Cyclo Oxygenase Biochemistry

However, our main concern here is with the cyclo-oxygenase enzyme itself. It had been recognised since the 1960s that tissue homogenates generated prostaglandins and that the enzyme activity seemed to be located in the "high-speed" membrane fraction, but it wasn't until the mid 1970s that convincing data were obtained about the intracellular location of the cyclo-oxygenase. Experiments such as those performed by Bohman and Larsson in 1975 (11) on the rabbit kidney suggested that the enzyme was associated with the endoplasmic reticulum. This membrane-bound location of the cyclo-oxygenase complex frustrated many early efforts to characterise this haem-containing enzyme. The subsequent discovery that it could be solubilized using detergents was important in providing a more convenient source of enzyme that could be subjected to further analysis. Useful data were gathered by Roth et al. (12) who ingeniously adapted Vane's finding (see below) to assess the molecular weight of the enzyme by using radioactive aspirin, labelled with tritium on the labile acetyl group. After treatment, a tissue extract contained a labelled protein with a molecular weight of 85 kDa.

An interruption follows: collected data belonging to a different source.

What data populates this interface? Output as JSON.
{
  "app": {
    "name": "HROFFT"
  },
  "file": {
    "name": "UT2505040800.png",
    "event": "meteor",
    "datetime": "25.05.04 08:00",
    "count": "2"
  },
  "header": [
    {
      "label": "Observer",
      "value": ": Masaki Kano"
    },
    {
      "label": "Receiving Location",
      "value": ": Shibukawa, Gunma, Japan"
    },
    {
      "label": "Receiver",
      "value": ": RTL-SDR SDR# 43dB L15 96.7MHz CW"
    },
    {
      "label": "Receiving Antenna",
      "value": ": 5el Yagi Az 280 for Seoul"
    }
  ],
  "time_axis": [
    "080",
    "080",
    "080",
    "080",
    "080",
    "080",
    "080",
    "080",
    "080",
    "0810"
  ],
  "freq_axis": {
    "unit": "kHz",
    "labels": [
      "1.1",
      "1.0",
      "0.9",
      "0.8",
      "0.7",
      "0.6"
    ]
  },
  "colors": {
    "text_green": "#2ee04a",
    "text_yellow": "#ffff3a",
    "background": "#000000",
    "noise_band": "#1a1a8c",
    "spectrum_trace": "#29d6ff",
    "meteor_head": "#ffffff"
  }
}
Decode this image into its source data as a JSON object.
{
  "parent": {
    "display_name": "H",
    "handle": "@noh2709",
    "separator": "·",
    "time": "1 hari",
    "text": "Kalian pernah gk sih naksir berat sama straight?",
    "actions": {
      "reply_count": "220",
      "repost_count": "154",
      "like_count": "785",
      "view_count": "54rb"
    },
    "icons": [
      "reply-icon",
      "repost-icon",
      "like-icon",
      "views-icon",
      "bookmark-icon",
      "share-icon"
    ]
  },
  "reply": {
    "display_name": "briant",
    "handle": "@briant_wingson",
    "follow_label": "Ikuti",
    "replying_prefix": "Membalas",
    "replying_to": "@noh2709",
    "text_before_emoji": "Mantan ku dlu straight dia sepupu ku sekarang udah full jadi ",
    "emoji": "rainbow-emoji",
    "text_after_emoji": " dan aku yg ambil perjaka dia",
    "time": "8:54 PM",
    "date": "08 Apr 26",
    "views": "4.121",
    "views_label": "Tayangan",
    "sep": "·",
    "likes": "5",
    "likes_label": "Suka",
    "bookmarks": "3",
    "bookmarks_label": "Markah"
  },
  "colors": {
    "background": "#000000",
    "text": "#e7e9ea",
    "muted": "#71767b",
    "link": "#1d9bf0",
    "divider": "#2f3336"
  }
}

As a result of the "molecular revolution" we have all benefited enormously from the cloning and sequencing of cyclo-oxygenase in the late 1980s (13, 14) and the extraordinary discovery of a further Cox isoforms in 1990 - again as the result of work by several laboratories published almost simultaneously. Although presaged to some extent by pharmacological data, the actual discovery of the new isoform came from researches into the nature of inducible genes. While investigating the expression of early-response genes in fibroblasts transformed with Rous sarcoma virus, Simmons and his colleagues (15) identified a novel mRNA transcript that coded for a protein that was not identical but which had a high sequence similarity to the seminal vesicle Cox enzyme and suggested that a Cox isozyme had been discovered. Likewise, while studying phorbol-ester-induced genes in Swiss 3T3 cells Herschman and colleagues (16) also observed a novel cDNA species encoding a protein with a predicted structure similar to Cox-1. The same laboratory confirmed that this gene product was indeed a novel Cox and that its induction was inhibited by dexamethasone. Similarly findings were subsequently reported in several other cell types.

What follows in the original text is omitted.